Conversation With His Penis

Ms. Jones

Really Experienced
Joined
Sep 20, 2003
Posts
151
“Now listen here,” I said to him.
“We need to get things straight
a little help is all you need
but you must learn to wait

There’s a time for your pleasure
it’s usually right before me
then I’m left with nothing
an empty void of ecstasy

So let’s have a little chat
a tutorial on what I need
I’m long past the time when you
are there for just your seed

I don’t expect a stallion
we’re not in some kind of race
I don’t mind if you wear rubber
I’ll still be wearing lace

Take your time, there is no rush
we ease slowly into the game
give me time, I’ll take you in hand
but you must do the same

If you’re very good you see
a kiss I’ll plant on your head
I only ask that afterwards
you sleep on the wetspot in bed”


**
I've been reading here all day so it's with a great deal of trepidation that I post this. Be kind, I'm a virgin after all!
 
Some good raw material

On the plus side, the tone, material and form matched (this rhyming format is well suited to light hearted fun). I was amused, which I assume was the intent of the poem.

On the down side, I think you could scrub it a bit to make it less forced and fix some of the bumps in meter. Some lines are borderline "Yoda Speak" (unnatural order of words to squeeze them in). For example:
"If you're very good you see
a kiss I'll plant on your head"

Would you ever say that out loud to someone? Can you reword the same idea and make it sound natural ?

Welcome to the board and don't be shy about posting.
We are all just readers with opinions.
 
When I first read this, it reminded me of some of the rhyming poetry I wrote when I first came here almost 2 years ago -- it even has the "punchline" with the wet spot.
Anyway, there's nothing wrong with fun poetry like this. If you spend some time on the poetry board, you may end up taking this same idea and eventually creating a more polished piece.
 
Thank you for your input!!! I really appreciate the gentleness in your critiques. :)
 
OT, gave an excellent critique; I'm not sure I have anything better to add.

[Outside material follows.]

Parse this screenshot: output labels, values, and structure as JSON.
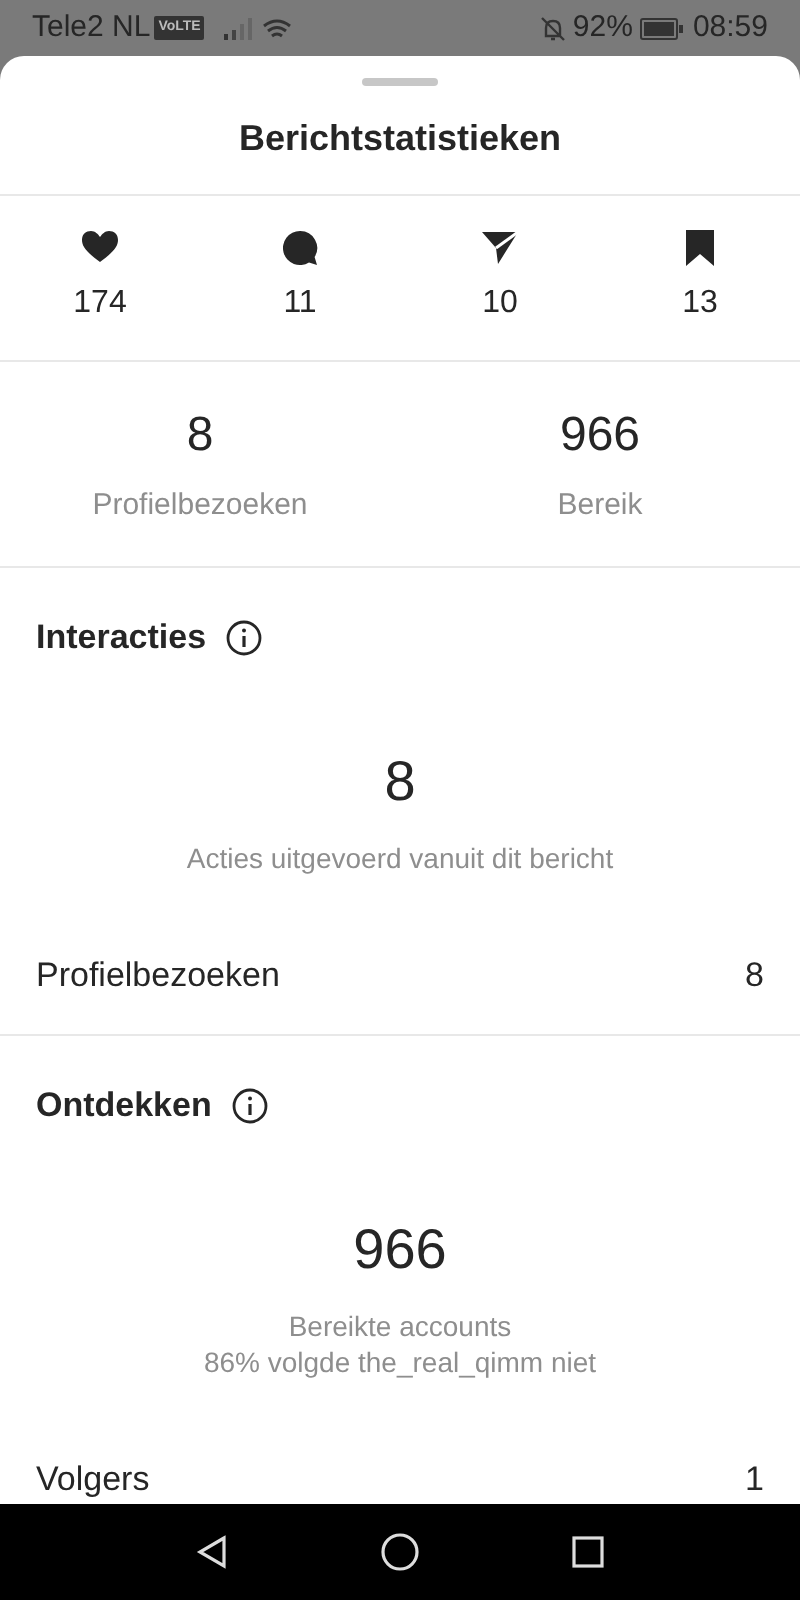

I enjoyed the poem, the flow was a bit off, as was said. In some places, because your syllable count for each couplet doesn't match, the rhyme sounds forced.

I don't think that the actual rhyming words are the problem, I believe the problem rests solely on meter.

I had no problem understanding your perspective, and it was cute, straight forward.

Instead of reading it, try saying it out loud, you'll be able to notice the stops and stutters.

Once you fix those, it'll be a solid poem.
 
Hello Ms. Jones

I thought your poem was refreshing.

It flowed fine for me

The only awkard moment being

'an empty void of ecstasy'

but I wouldn't take it personally

when we're all playing in a land of fantasy.